To cut a long story short, Modi has amazingly agreed to look into the feasibility of converting Sampur into LPG of which India has a huge deficit, from COAL, a resource material of which India has an un-estimated massive surfeit. Mind you, India’s fertilizer and energy sectors alone consume more than an aggregate 85 per cent of her LPG production…and yet, apparently Modi is willing to consider opting for the hugely more expensive option of converting Sampur into gas!
In simple terms, Modi, a man with a wide world view of finance/economic affairs, has agreed to …if not entirely committed himself, and India, to…an obviously entirely different ball game in ensuring that India has control of Sampur.

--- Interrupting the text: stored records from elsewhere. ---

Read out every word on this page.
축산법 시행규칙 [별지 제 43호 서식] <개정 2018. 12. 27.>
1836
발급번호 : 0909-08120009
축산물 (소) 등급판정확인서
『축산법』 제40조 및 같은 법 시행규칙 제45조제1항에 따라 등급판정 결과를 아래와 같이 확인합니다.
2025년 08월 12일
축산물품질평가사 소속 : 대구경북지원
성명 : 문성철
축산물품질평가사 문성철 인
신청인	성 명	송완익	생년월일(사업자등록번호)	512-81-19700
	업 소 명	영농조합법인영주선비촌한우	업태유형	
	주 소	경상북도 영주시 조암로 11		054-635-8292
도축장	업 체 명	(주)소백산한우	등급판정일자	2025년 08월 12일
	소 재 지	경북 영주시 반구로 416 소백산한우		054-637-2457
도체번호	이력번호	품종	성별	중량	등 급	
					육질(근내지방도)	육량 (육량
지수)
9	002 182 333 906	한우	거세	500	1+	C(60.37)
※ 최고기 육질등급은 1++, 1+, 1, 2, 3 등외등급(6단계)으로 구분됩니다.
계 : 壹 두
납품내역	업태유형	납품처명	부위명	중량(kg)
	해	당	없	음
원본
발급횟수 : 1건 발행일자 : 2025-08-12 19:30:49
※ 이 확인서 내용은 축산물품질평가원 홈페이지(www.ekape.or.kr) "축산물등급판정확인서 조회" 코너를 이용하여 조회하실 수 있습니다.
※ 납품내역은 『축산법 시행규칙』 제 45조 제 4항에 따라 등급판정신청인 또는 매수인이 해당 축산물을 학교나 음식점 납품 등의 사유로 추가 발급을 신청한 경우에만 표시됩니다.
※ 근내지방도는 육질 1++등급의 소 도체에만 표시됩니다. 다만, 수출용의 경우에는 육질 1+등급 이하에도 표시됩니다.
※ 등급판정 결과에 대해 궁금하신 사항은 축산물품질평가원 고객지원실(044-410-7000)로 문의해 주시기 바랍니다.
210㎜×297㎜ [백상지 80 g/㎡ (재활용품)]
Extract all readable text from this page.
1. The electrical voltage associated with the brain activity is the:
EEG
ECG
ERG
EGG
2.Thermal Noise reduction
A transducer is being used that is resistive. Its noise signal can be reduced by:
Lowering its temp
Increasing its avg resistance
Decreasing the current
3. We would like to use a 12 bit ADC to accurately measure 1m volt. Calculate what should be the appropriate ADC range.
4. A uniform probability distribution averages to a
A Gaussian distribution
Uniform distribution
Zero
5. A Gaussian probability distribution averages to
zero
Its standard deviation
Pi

Of course, we all know that initial seismic studies indicate positive signs of gas deposits around Sri Lanka, and certainly oil and gas on the Western seaboard offshore right up to and beyond the Mannar offshore explorations. This region is contiguous with India’s oil and gas rich Cauvery Basin and in fact the entire massive region between the two countries could be one single oil and gas field with enormous economic implication for Sri Lanka’s economic growth.
On the other hand, the huge offshore gas fields of Mumbai where the ocean floor is trellised with nearly 5,000 kilometres of gas pipelines can be a simple remedy to feed the planned change from coal to gas for Sampur with a few hundred more kilometers of pipeline. So, from the lower reaches of Cauvery or Offshore of Mumbai, India has, two ready-made options to easily convert from coal to gas.
Significantly, this will neatly tie in with and in fact become part and parcel of the historically mind-boggling idea discussed by Modi and Sirisena of an Exclusive Indo-Lanka Economic Zone which will , de facto, give India huge access to all of Sri Lanka’s territorial waters stretching in the direction of Madagascar on the West and the Malaccan Straits on the East. All of this will very neatly hedge in China within an area LESS THAN 200 NAUTICAL MILES IN THE SOUTH.
We finally come to storage of the LPG which will need something more than the 9 terminals in Trincomalee, depending on how very much larger than initially planned the Sampur project is allowed to grow.
Looks to me like, if Mahinda Rajapaksa dragged Sri Lanka unthinkingly and foolishly into the China vortex, Maithripala Sirisena is more conscious of the need to sustain access to world markets and an even handed foreign policy.
He has in effect become signatory to the emerging geopolitics of energy in South Asia and the Pacific.
That’s the huge significance of what appeared to be President Sirisena’s casual pilgrimage at Modi’s invite.